Vu la procédure suivante :
Par une requête et deux mémoires en réplique, enregistrés les 10 mai et 16 novembre 2016 et le 24 juillet 2017 au secrétariat du contentieux du Conseil d'Etat, la société Ateliers de construction mécanique de Marigny (ACMM) demande au Conseil d'Etat :
1°) d'annuler pour excès de pouvoir la décision du 24 février 2016 par laquelle le Comité de règlement des différends et des sanctions (CoRDiS) de la Commission de régulation de l'énergie (CRE) a refusé de donner suite à la demande de sanction qu'elle avait formée à l'encontre des sociétés Electricité Réseau Distribution France (ERDF) et Electricité de France (EDF) ;
2°) d'enjoindre à ERDF de communiquer à EDF le dossier de demande de raccordement, cristallisée au 31 août 2010, et d'enjoindre à EDF de régulariser et d'exécuter un contrat d'achat d'électricité au tarif en vigueur au 31 août 2010, avec copie à son intention et au Conseil d'Etat ;
3°) à titre subsidiaire, de renvoyer l'examen de la demande devant le CoRDiS ;
4°) de mettre à la charge d'EDF la somme de 5 000 euros au titre de l'article L. 761-1 du code de justice administrative.

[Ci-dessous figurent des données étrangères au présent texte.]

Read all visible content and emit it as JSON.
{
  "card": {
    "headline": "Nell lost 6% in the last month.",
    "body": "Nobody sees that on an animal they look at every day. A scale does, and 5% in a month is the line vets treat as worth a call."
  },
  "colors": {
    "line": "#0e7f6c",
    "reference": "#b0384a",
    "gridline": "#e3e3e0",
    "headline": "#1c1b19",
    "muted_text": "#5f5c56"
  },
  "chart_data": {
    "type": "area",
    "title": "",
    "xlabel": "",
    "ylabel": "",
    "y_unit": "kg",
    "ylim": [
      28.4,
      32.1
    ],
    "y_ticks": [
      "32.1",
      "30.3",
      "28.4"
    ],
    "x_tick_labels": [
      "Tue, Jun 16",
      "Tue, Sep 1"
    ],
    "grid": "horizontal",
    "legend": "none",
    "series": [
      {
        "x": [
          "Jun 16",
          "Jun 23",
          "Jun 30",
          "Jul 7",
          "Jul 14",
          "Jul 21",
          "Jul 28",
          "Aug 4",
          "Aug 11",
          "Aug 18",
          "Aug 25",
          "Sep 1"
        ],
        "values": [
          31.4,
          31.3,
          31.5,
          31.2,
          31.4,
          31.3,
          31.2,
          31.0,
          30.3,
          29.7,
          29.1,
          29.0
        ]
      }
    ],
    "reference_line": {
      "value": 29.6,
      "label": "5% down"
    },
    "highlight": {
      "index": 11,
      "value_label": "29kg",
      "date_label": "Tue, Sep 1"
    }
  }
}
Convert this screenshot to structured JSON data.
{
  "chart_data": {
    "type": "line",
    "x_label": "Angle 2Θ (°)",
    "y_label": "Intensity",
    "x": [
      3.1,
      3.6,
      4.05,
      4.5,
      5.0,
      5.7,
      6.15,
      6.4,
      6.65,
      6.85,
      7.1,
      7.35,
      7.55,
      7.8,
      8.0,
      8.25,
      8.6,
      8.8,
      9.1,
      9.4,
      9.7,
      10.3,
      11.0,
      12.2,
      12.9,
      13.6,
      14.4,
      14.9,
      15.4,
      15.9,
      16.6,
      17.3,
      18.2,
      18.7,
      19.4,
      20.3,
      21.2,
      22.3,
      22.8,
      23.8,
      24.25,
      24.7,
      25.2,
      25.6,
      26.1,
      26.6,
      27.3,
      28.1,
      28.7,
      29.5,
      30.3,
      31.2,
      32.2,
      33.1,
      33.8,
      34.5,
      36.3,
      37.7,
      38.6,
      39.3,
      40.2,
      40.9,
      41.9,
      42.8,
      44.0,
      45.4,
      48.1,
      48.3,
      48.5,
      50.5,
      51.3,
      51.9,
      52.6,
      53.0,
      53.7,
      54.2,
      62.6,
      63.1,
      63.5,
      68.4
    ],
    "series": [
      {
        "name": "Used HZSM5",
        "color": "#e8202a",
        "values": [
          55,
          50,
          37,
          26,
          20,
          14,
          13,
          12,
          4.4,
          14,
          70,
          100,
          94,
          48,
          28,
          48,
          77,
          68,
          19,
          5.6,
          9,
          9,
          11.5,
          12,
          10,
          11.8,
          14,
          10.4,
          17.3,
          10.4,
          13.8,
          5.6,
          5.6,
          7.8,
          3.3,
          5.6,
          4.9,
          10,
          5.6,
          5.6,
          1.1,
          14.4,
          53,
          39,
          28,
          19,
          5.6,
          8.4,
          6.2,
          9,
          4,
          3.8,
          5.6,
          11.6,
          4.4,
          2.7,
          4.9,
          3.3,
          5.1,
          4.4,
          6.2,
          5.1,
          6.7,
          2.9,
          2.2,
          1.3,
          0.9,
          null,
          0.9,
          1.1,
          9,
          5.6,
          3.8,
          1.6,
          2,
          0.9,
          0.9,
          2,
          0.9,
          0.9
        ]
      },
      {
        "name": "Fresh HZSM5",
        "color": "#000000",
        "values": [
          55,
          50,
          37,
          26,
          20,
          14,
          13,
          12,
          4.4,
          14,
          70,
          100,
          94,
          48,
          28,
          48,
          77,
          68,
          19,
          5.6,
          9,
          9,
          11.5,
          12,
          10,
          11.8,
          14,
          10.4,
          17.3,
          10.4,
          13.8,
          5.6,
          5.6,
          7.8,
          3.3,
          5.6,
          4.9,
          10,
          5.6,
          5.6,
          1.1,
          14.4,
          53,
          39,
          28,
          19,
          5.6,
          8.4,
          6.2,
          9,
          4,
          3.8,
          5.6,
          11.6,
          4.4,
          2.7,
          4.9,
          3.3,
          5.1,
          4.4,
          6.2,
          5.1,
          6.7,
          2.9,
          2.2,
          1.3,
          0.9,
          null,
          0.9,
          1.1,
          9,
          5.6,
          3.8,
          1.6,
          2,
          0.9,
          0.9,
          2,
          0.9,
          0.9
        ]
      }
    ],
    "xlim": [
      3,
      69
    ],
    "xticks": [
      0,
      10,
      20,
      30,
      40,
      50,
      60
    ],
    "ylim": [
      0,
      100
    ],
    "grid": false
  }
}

Vu les autres pièces du dossier ;
Vu :
- le code de l'énergie ;
- la loi n° 2000-108 du 10 février 2000 ;
- le décret n° 2010-1510 du 9 décembre 2010 ;
- le décret n° 2001-410 du 10 mai 2001 ;
- l'arrêté du 12 janvier 2010 fixant les conditions d'achat de l'électricité produite par les installations utilisant l'énergie radiative du soleil telles que visées au 3° de l'article 2 du décret n° 2000-1196 du 6 décembre 2000 ;
- la délibération du CoRDiS du 2 juillet 2012 ;
- le code de justice administrative ;
Après avoir entendu en séance publique :
- le rapport de Mme Marie-Gabrielle Merloz, maître des requêtes,
- les conclusions de M. Yohann Bénard, rapporteur public.
La parole ayant été donnée, avant et après les conclusions, à la SCP Waquet, Farge, Hazan, avocat de la société Ateliers de Construction Mécanique (ACMM) et à la SCP Piwnica, Molinié, avocat de la société Electricité de France (EDF).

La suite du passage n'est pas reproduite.